Desconfiado de que seu contador o estava passando para trás, pediu a uns agentes policiais que conhecia no DOPS (Departamento de Ordem Política e Social) que dessem “um susto” no sujeito. O episódio culminou na prisão do cantor, que, posteriormente, em uma espiral de equívocos, foi acusado de “dedo-duro”, a serviço da ditadura militar. Embora nada nunca tenha sido provado, foi condenado a um ostracismo artístico até sua morte.
O diretor de “S’imbora” destaca que a peça é também um importante panorama da política e da sociedade brasileira da época. “Ela não apenas fala da história de um homem, mas sobre nosso país, como era nossa sociedade, não só em termos de preconceitos, mas de conflitos políticos. O que aconteceu com ele tem a ver com o período, talvez não tivesse acontecido em outro contexto histórico”, explica Pedro Brício.
Simonal dizia que após a ditatura, até torturadores e terroristas foram anistiados, menos ele, que se transformou em um morto-vivo.
Alguns, como o próprio Nelson Motta, acreditam que, se não fosse negro, ele teria sido absolvido pela sociedade. Já o jornalista Ricardo Alexandre, autor da biografia do artista, supõe que a opinião dos brasileiros se baseou parte em fatos, parte em lendas “e outras vezes em sentimentos complexos como racismo, paixão e inveja”.
Nos últimos anos, o cantor tem sido lembrado de diferentes formas. Sua obra voltou a ser citada como referência para a black music brasileira na imprensa, foi redescoberta pelo público e por DJs, que tocam suas músicas nas festas. A seus discos e coletâneas que foram relançados, se juntam outras iniciativas, como o projeto Baile do Simonal, organizado pelos seus filhos Wilson Simoninha e Max de Castro; a biografia “Nem vem que não tem” - A vida e o veneno de Wilson Simonal (Editora Globo); e o documentário Wilson Simonal – Ninguém sabe o duro que dei, entre outros projetos.
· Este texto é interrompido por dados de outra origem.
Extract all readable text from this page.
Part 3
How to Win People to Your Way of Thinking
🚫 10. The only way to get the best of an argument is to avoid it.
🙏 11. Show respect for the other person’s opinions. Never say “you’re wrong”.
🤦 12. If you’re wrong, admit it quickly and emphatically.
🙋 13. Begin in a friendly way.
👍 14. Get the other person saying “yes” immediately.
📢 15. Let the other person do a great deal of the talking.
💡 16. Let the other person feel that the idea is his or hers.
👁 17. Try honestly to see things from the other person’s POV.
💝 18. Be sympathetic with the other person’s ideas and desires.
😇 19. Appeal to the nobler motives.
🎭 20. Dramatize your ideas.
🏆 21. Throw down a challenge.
É como se a realização deste musical fosse uma nova página nesse processo de reabilitação do artista, coroando todo o esforço que vem sendo feito para preservar viva a sua memória. No palco, diante de nossos olhos, a imagem do grande astro Wilson Simonal renasce. Com sua voz potente, humor contagiante, inegável talento e suingue inconfundível. “Alegria, alegria!”, como diria ele. Aquela primeira morte, em que foi condenado ao ostracismo, à depressão e ao anonimato, ficou para trás. Simonal é reabilitado como um dos maiores cantores do país. E é desta forma que será lembrado daqui pra frente. Devidamente perdoado, ele pode finalmente descansar em paz. E pode, por fim, nos perdoar também.